Концессионеры с трудом пробились к выходу и очутились на Каланчевской площади. Справа от них высились геральдические курочки Ярославского вокзала. Прямо против них тускло поблескивал Октябрьский вокзал, выкрашенный масляной краской в два цвета. Часы на нем показывали пять минут одиннадцатого. На часах Ярославского вокзала было ровно десять. А посмотрев на темно-синий, украшенный знаками Зодиака циферблат Миланского вокзала, путешественники заметили, что часы показывали без пяти десять.
— Очень удобно для свиданий! — сказал Остап. — Всегда есть десять минут форы.
— Мы куда теперь? В гостиницу? — спросил Воробьянинов, сходя с вокзальной паперти и трусливо озираясь.
— Здесь в гостиницах, — сообщил Остап, — живут только граждане, приезжающие по командировкам, а мы, дорогой товарищ, частники. Мы не любим накладных расходов.
Остап подошел к извозчику, молча уселся и широким жестом пригласил Ипполита Матвеевича.
— На Сивцев Вражек! — сказал он. — Восемь гривен.
Извозчик обомлел. Завязался нудный спор, в котором часто упоминались цены на овес и ключ от квартиры, где деньги лежат.
Извозчик издал губами поцелуйный звук. Проехали под мостом, и перед путниками развернулась величественная панорама столичного города.
Подле реставрированных тщанием Главнауки Красных ворот расположились заляпанные известкой маляры с саженными кистями, плотники с пилами, штукатуры и каменщики. Они плотно облепили угол Садовой-Спасской.
— Запасный дворец, — заметил Ипполит Матвеевич, глядя на длинное, белое с зеленым, здание по Новой Басманной.
— Работал я и в этом дворце, — сказал Остап, — он. кстати, не дворец, а НКПС. Там служащие, вероятно, до сих пор носят эмалевые нагрудные знаки, которые я изобрел и распространял. А вот и Мясницкая. Замечательная улица. Здесь можно подохнуть с голоду. Не будете же вы есть на первое шарикоподшипники, а на второе — мельничные жернова. Туг ничем другим не торгуют.
— Туг и раньше так было. Хорошо помню. Я заказы вал на Мясницкой громоотводы для своего старгородского дома.
Когда проезжали Лубянскую площадь, Ипполит Матвеевич забеспокоился.
— Куда мы, однако, едем? — спросил Ипполит Матвеевич.

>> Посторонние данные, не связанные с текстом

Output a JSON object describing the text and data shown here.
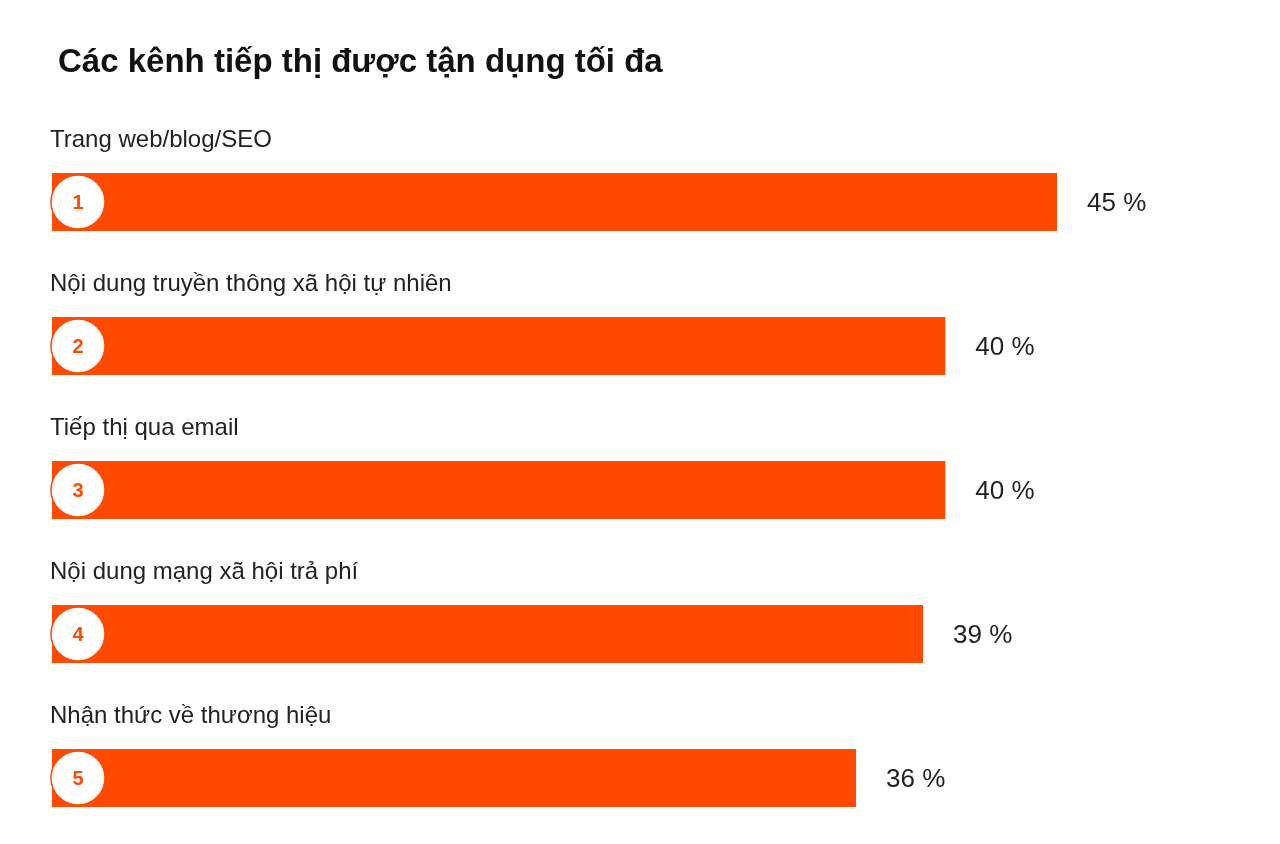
{
  "chart_data": {
    "type": "bar",
    "orientation": "horizontal",
    "title": "Các kênh tiếp thị được tận dụng tối đa",
    "categories": [
      "Trang web/blog/SEO",
      "Nội dung truyền thông xã hội tự nhiên",
      "Tiếp thị qua email",
      "Nội dung mạng xã hội trả phí",
      "Nhận thức về thương hiệu"
    ],
    "values": [
      45,
      40,
      40,
      39,
      36
    ],
    "value_labels": [
      "45 %",
      "40 %",
      "40 %",
      "39 %",
      "36 %"
    ],
    "color": "#ff4a00",
    "annotations": [
      "1",
      "2",
      "3",
      "4",
      "5"
    ]
  }
}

— К хорошим людям, — ответил Остап, — в Москве их масса. И все мои знакомые.
— И мы у них остановимся?
— Это общежитие. Если не у одного, то у другого место всегда найдется.
В сквере против Большого театра уже торчала паль мочка, анонсируя, что лето наступило и что желающие подышать свежим воздухом должны немедленно уехать не менее чем за две тысячи верст.
В академических театрах еще свирепствовала зима. Зимний сезон был в разгаре. Афиши сообщали о первом представлении оперы «Любовь к трем апельсинам», о «Последнем концерте перед отъездом за границу знаменитого тенора Дмитрия Смирнова» и о всемирно известном капитане с его шестьюдесятью крокодилами в Первом госцирке.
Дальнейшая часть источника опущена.